Variables are more tricky to deal with because their contents need to persists in order to be able to load a new program and continue the execution based on prior events. Within the code, a variable will be identify by an index, (starting from 0).


3. Variable Section

This section will contains offset pointer to the variable name and reference count for each variable declared in the program. Making each variable entry taken 4 bytes (2 bytes for each information). 

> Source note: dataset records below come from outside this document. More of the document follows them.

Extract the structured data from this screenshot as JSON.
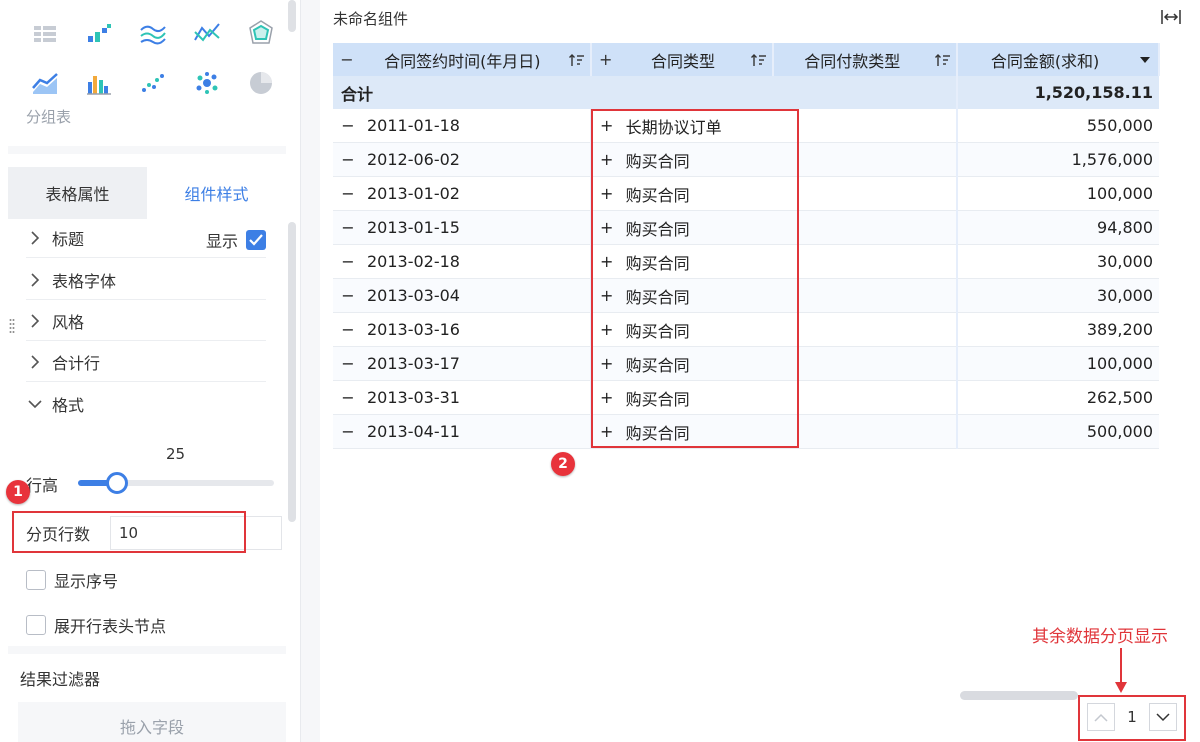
{
  "left_panel": {
    "chart_icons": [
      "table-group-icon",
      "bar-scatter-icon",
      "multi-line-icon",
      "line-scatter-icon",
      "radar-icon",
      "area-line-icon",
      "bar-cluster-icon",
      "dot-scatter-icon",
      "bubble-icon",
      "pie-icon"
    ],
    "selected_chart_label": "分组表",
    "tabs": [
      "表格属性",
      "组件样式"
    ],
    "active_tab": "组件样式",
    "accordion": {
      "title": "标题",
      "title_show_label": "显示",
      "font": "表格字体",
      "style": "风格",
      "total_row": "合计行",
      "format": "格式"
    },
    "row_height": {
      "label": "行高",
      "value": "25",
      "fraction": 0.2
    },
    "page_rows": {
      "label": "分页行数",
      "value": "10"
    },
    "checkbox_show_index": "显示序号",
    "checkbox_expand_header": "展开行表头节点",
    "result_filter": {
      "title": "结果过滤器",
      "drop_placeholder": "拖入字段"
    }
  },
  "widget": {
    "title": "未命名组件",
    "columns": [
      {
        "label": "合同签约时间(年月日)",
        "toggle": "−"
      },
      {
        "label": "合同类型",
        "toggle": "+"
      },
      {
        "label": "合同付款类型"
      },
      {
        "label": "合同金额(求和)"
      }
    ],
    "total": {
      "label": "合计",
      "amount": "1,520,158.11"
    },
    "rows": [
      {
        "date": "2011-01-18",
        "type": "长期协议订单",
        "amount": "550,000"
      },
      {
        "date": "2012-06-02",
        "type": "购买合同",
        "amount": "1,576,000"
      },
      {
        "date": "2013-01-02",
        "type": "购买合同",
        "amount": "100,000"
      },
      {
        "date": "2013-01-15",
        "type": "购买合同",
        "amount": "94,800"
      },
      {
        "date": "2013-02-18",
        "type": "购买合同",
        "amount": "30,000"
      },
      {
        "date": "2013-03-04",
        "type": "购买合同",
        "amount": "30,000"
      },
      {
        "date": "2013-03-16",
        "type": "购买合同",
        "amount": "389,200"
      },
      {
        "date": "2013-03-17",
        "type": "购买合同",
        "amount": "100,000"
      },
      {
        "date": "2013-03-31",
        "type": "购买合同",
        "amount": "262,500"
      },
      {
        "date": "2013-04-11",
        "type": "购买合同",
        "amount": "500,000"
      }
    ],
    "row_minus": "−",
    "row_plus": "+",
    "pager": {
      "current": "1"
    }
  },
  "annotations": {
    "badge1": "1",
    "badge2": "2",
    "remaining_pages_note": "其余数据分页显示"
  },
  "colors": {
    "accent": "#3d7fe5",
    "header_bg": "#cfe1f8",
    "highlight_red": "#e0353a"
  }
}
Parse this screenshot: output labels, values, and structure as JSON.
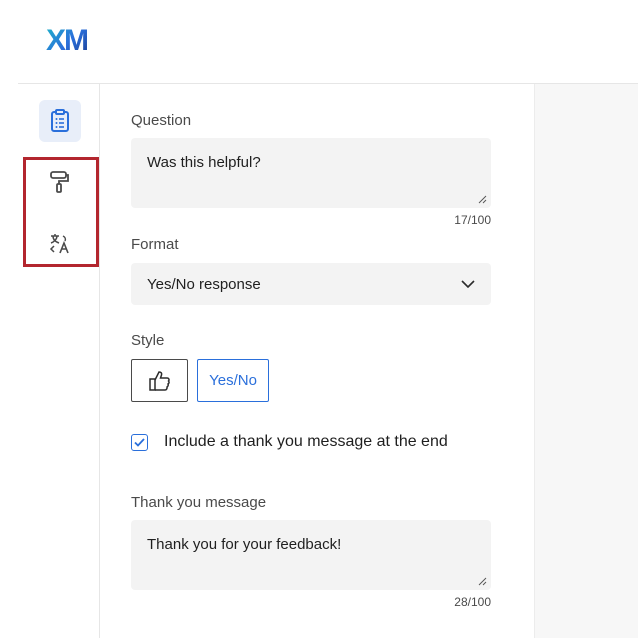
{
  "app": {
    "logo_text": "XM"
  },
  "rail": {
    "items": [
      {
        "name": "survey",
        "icon": "clipboard-list-icon",
        "active": true
      },
      {
        "name": "look-and-feel",
        "icon": "paint-roller-icon",
        "active": false
      },
      {
        "name": "translate",
        "icon": "translate-icon",
        "active": false
      }
    ]
  },
  "editor": {
    "question": {
      "label": "Question",
      "value": "Was this helpful?",
      "counter": "17/100"
    },
    "format": {
      "label": "Format",
      "selected": "Yes/No response"
    },
    "style": {
      "label": "Style",
      "options": [
        {
          "icon": "thumbs-up-icon"
        },
        {
          "label": "Yes/No",
          "selected": true
        }
      ]
    },
    "thank_you_toggle": {
      "label": "Include a thank you message at the end",
      "checked": true
    },
    "thank_you_message": {
      "label": "Thank you message",
      "value": "Thank you for your feedback!",
      "counter": "28/100"
    }
  },
  "colors": {
    "brand_blue": "#2a6fdb",
    "logo_teal": "#1fb6c9",
    "logo_navy": "#1c3f94",
    "highlight_red": "#b3262e"
  }
}
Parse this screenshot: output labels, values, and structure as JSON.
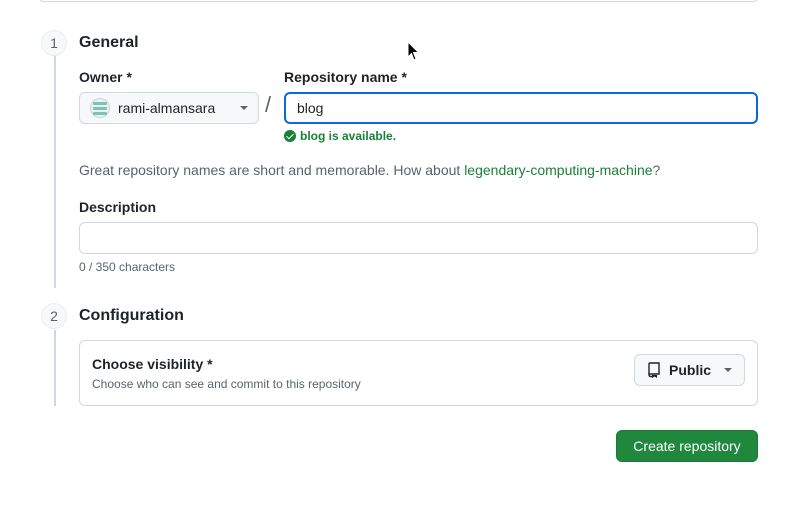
{
  "steps": {
    "general": {
      "number": "1",
      "title": "General"
    },
    "configuration": {
      "number": "2",
      "title": "Configuration"
    }
  },
  "owner": {
    "label": "Owner *",
    "name": "rami-almansara"
  },
  "separator": "/",
  "repository": {
    "label": "Repository name *",
    "value": "blog",
    "availability": "blog is available."
  },
  "hint": {
    "prefix": "Great repository names are short and memorable. How about ",
    "suggestion": "legendary-computing-machine",
    "suffix": "?"
  },
  "description": {
    "label": "Description",
    "value": "",
    "char_count": "0 / 350 characters"
  },
  "visibility": {
    "title": "Choose visibility *",
    "subtitle": "Choose who can see and commit to this repository",
    "selected": "Public"
  },
  "actions": {
    "create_label": "Create repository"
  },
  "colors": {
    "accent_green": "#1f883d",
    "focus_blue": "#0969da",
    "success_text": "#1a7f37"
  }
}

The reference count will be especially useful when removing a line of code, in order to determine if variables used in that lines should be removed or not.


4. Variable Name Section

This section will store variable names. Variable names will be stored in 6-bit per char, in order to reduce the length required to store and compare names. When loading a new program, a binding operation will be required in order to maintains the contents and types of a variables previously used.


5. Variable Reference Section (only when running)

This section is created when running the program and initialized by 0 for each variable entry. During the execution, the reference of a variable will be created and memory allocation will be reserved to store it's contains. I did talk a bit before about variable types and different ideas... but I plan to talk in a future post about what will be stored at the address used in this section.


Example:
10 B=0:A=1
20 A = A + B

Variable Section:
0000: 0000, 0002 ; offset for variable name B: 0000, reference count: 2
0004: 0002, 0003 ; offset for variable name A: 0002, reference count: 3

Variable Name Section:
0000: "B\0"
0002: "A\0"

Variable Reference Section:
when starting to execute the program, 4 bytes will be set to 00 and be use later to store the 2 physical address related to variable B and A.

You might wonder why going into this page segmentation? One of the reason is speed... when looking for variable #1, by doing some simple operations, we can find the memory address where the information is stored. Microsoft Basic was designed with very limited RAM in mind (probably 4 KB RAM was the standard at the time they started to work on it).

With this way of storing a program, it is easy and possible to store more than one program! After reviewing some numbers, it become clear that maximum of 4 was the good number to go for. A program will be able to be loaded, removed, swapped or replaced in memory. This feature could be useful in complex software where modules can be use according to a task. If you think about it, the reference count for variables become even more important in that case, as more than one program could be using it!


Yes, things get complicated but also very interesting.